Работая с 1980 года на Ленинградском заводе полиграфических машин, Алексеев разрабатывал новый для советской социологии метод – «наблюдающее участие». Он даже противопоставлял (уже в 1990-х годах) такой подход «включенному наблюдению», поскольку полагал, что, в отличие от второго, «наблюдающее участие» предполагает непосредственное воздействие на описываемую реальность. Безусловно, «включенное наблюдение» не ограничивается ошибочным постулатом необходимости описания действительности «такой, какая она есть», без вмешательства в её положение вещей. Но подобная интерпретация своего подхода Алексеевым была вызвана тем, что у социолога (как и у большинства его коллег) не было возможности знакомиться с текстами западных коллег, для которых «вторжение» в жизнь изучаемого сообщества было в порядке вещей. В этом смысле, Алексеев проделал феноменальную для советской науки работу в деле создания нового подхода, основанного на качественных методах.

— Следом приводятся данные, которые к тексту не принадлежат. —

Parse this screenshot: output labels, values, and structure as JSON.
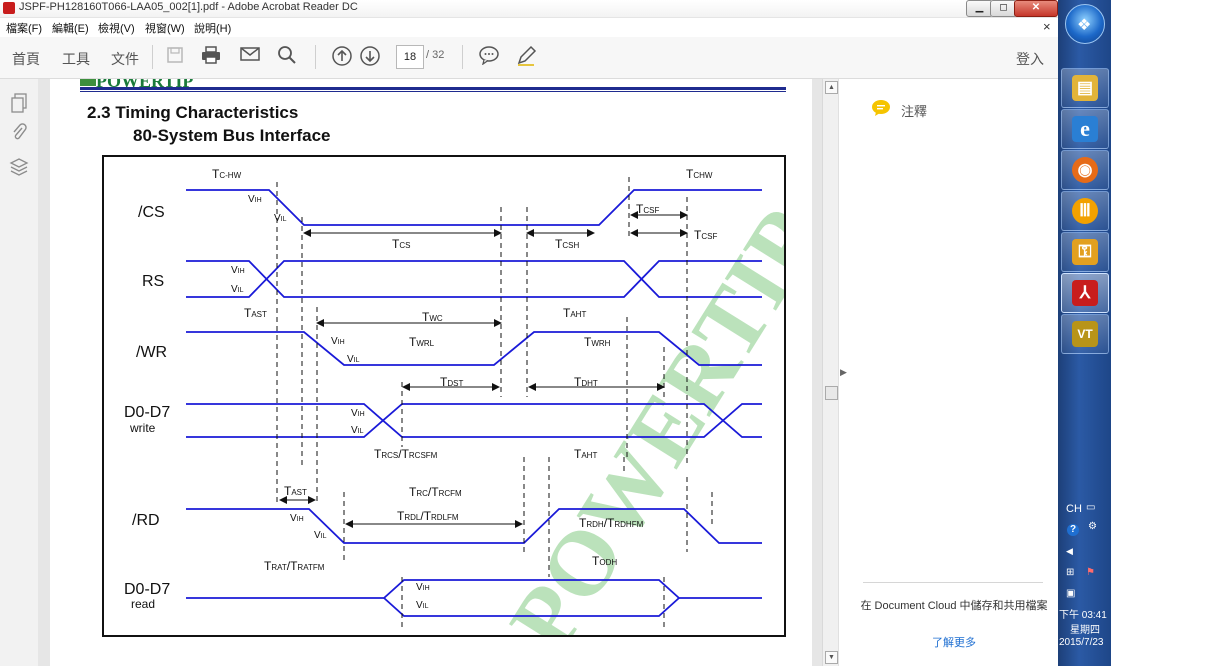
{
  "window": {
    "title": "JSPF-PH128160T066-LAA05_002[1].pdf - Adobe Acrobat Reader DC",
    "minimize_glyph": "▁",
    "maximize_glyph": "◻",
    "close_glyph": "✕",
    "doc_close_glyph": "×"
  },
  "menu": {
    "items": [
      "檔案(F)",
      "編輯(E)",
      "檢視(V)",
      "視窗(W)",
      "說明(H)"
    ]
  },
  "toolbar": {
    "home": "首頁",
    "tools": "工具",
    "document": "文件",
    "page_current": "18",
    "page_total": "/ 32",
    "login": "登入",
    "icons": [
      "save-icon",
      "print-icon",
      "email-icon",
      "search-icon",
      "arrow-up-circle-icon",
      "arrow-down-circle-icon",
      "comment-icon",
      "pen-icon"
    ]
  },
  "leftnav": {
    "icons": [
      "pages-icon",
      "attachment-icon",
      "layers-icon"
    ],
    "collapse_glyph": "◀"
  },
  "document": {
    "logo_text": "POWERTIP",
    "heading": "2.3 Timing Characteristics",
    "subheading": "80-System Bus Interface",
    "diagram": {
      "signals": [
        {
          "name": "/CS",
          "sub": ""
        },
        {
          "name": "RS",
          "sub": ""
        },
        {
          "name": "/WR",
          "sub": ""
        },
        {
          "name": "D0-D7",
          "sub": "write"
        },
        {
          "name": "/RD",
          "sub": ""
        },
        {
          "name": "D0-D7",
          "sub": "read"
        }
      ],
      "labels": {
        "tchw_left": "T",
        "tchw_left_sub": "C-HW",
        "tchw_right": "T",
        "tchw_right_sub": "CHW",
        "tcs": "T",
        "tcs_sub": "CS",
        "tcsh": "T",
        "tcsh_sub": "CSH",
        "tcsf1": "T",
        "tcsf1_sub": "CSF",
        "tcsf2": "T",
        "tcsf2_sub": "CSF",
        "tast1": "T",
        "tast1_sub": "AST",
        "twc": "T",
        "twc_sub": "WC",
        "taht1": "T",
        "taht1_sub": "AHT",
        "twrl": "T",
        "twrl_sub": "WRL",
        "twrh": "T",
        "twrh_sub": "WRH",
        "tdst": "T",
        "tdst_sub": "DST",
        "tdht": "T",
        "tdht_sub": "DHT",
        "trcs": "T",
        "trcs_sub": "RCS",
        "trcs2": "/T",
        "trcs2_sub": "RCSFM",
        "taht2": "T",
        "taht2_sub": "AHT",
        "tast2": "T",
        "tast2_sub": "AST",
        "trc": "T",
        "trc_sub": "RC",
        "trc2": "/T",
        "trc2_sub": "RCFM",
        "trdl": "T",
        "trdl_sub": "RDL",
        "trdl2": "/T",
        "trdl2_sub": "RDLFM",
        "trdh": "T",
        "trdh_sub": "RDH",
        "trdh2": "/T",
        "trdh2_sub": "RDHFM",
        "trat": "T",
        "trat_sub": "RAT",
        "trat2": "/T",
        "trat2_sub": "RATFM",
        "todh": "T",
        "todh_sub": "ODH",
        "vih": "V",
        "vih_sub": "IH",
        "vil": "V",
        "vil_sub": "IL"
      },
      "watermark_text": "POWERTIP"
    }
  },
  "rightpane": {
    "comment_label": "注釋",
    "promo": "在 Document Cloud 中儲存和共用檔案",
    "learn_more": "了解更多",
    "expand_glyph": "▶"
  },
  "taskbar": {
    "apps": [
      {
        "name": "file-explorer",
        "glyph": "▤",
        "color": "#e2b43a"
      },
      {
        "name": "internet-explorer",
        "glyph": "e",
        "color": "#2a7fd4"
      },
      {
        "name": "firefox",
        "glyph": "◉",
        "color": "#e66b18"
      },
      {
        "name": "app-orange",
        "glyph": "Ⅲ",
        "color": "#f2a100"
      },
      {
        "name": "app-yellow",
        "glyph": "⚿",
        "color": "#e2a020"
      },
      {
        "name": "acrobat-reader",
        "glyph": "⅄",
        "color": "#c81d1d"
      },
      {
        "name": "app-vt",
        "glyph": "VT",
        "color": "#b89418"
      }
    ],
    "lang": "CH",
    "time": "下午 03:41",
    "weekday": "星期四",
    "date": "2015/7/23"
  },
  "colors": {
    "signal": "#1a1ad8",
    "watermark": "#3fae3f",
    "accent_blue": "#1f6fd1"
  }
}
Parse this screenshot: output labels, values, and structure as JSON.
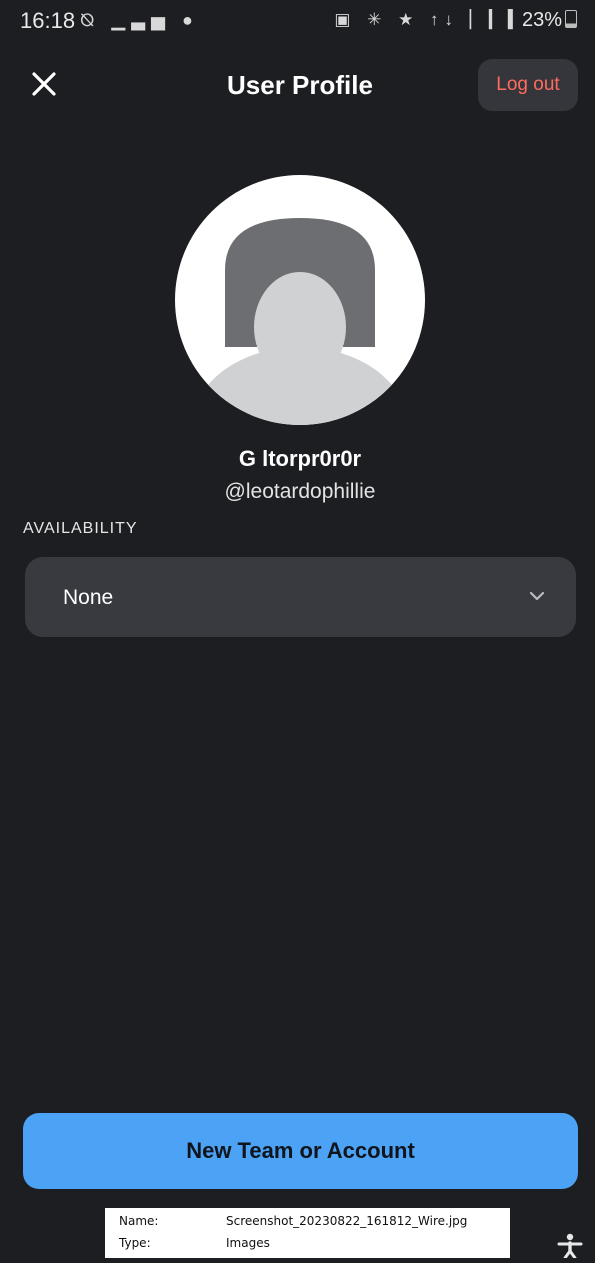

Кроме того, Алексеев оставил по итогам своего «второго хождения в рабочие» не только аналитические тексты, но и внушительные по объему источники по истории формальных и неформальных отношений внутри рабочего коллектива «Ленполиграфмаша» 1980-х годов, которые могут стать основой для анализа трудовых отношений в советских период.
Алексеев и сам был «источником» появления новых практик неформальной коммуникации на заводе. Например, в его цехе несколько лет без дела стоял координатно-револьверный пресс (ПКР), которому Алексеев быстро нашел применение и придумал разные способы оптимизации трудоемких процессов. Так он создал на заводе условия для ведения коллективной «партизанщины»:
«История о “партизанщине” [организованной Алексеевым] позволяет нам посмотреть на организацию труда на советском предприятии в том числе через призму автономии на рабочем месте. С одной стороны, наладчик Алексеев стремится наладить работу ПКР. Этим он демонстрирует область своей независимости как рабочего, способного влиять на администрацию даже в ситуации, когда последняя не стремится решить вопрос со станком <…> С другой стороны, эта история проливает свет и на форму присутствия администрации в процессе организации труда рабочих, которые имеют автономию не только в ходе освоения нового оборудования, но и в управлении своим доходом, и как следствие – плановыми обязательствами <…> рабочие успешно поддерживают автономию на рабочем месте, избегая формального контроля администрации, но в то же время они как будто “тяготеют” к нему, выполняя план несмотря ни на что (проявляя изобретательность в работе, они стремятся к тому, чтобы их труд стал более “ритмичным”)» [Пинчук О. «Партизанщина» на позднесоветском заводе через призму драматической социологии Андрея Алексеева // Интеракция. Интервью. Интерпретация. 2022. Т. 14. №3. С. 89–90].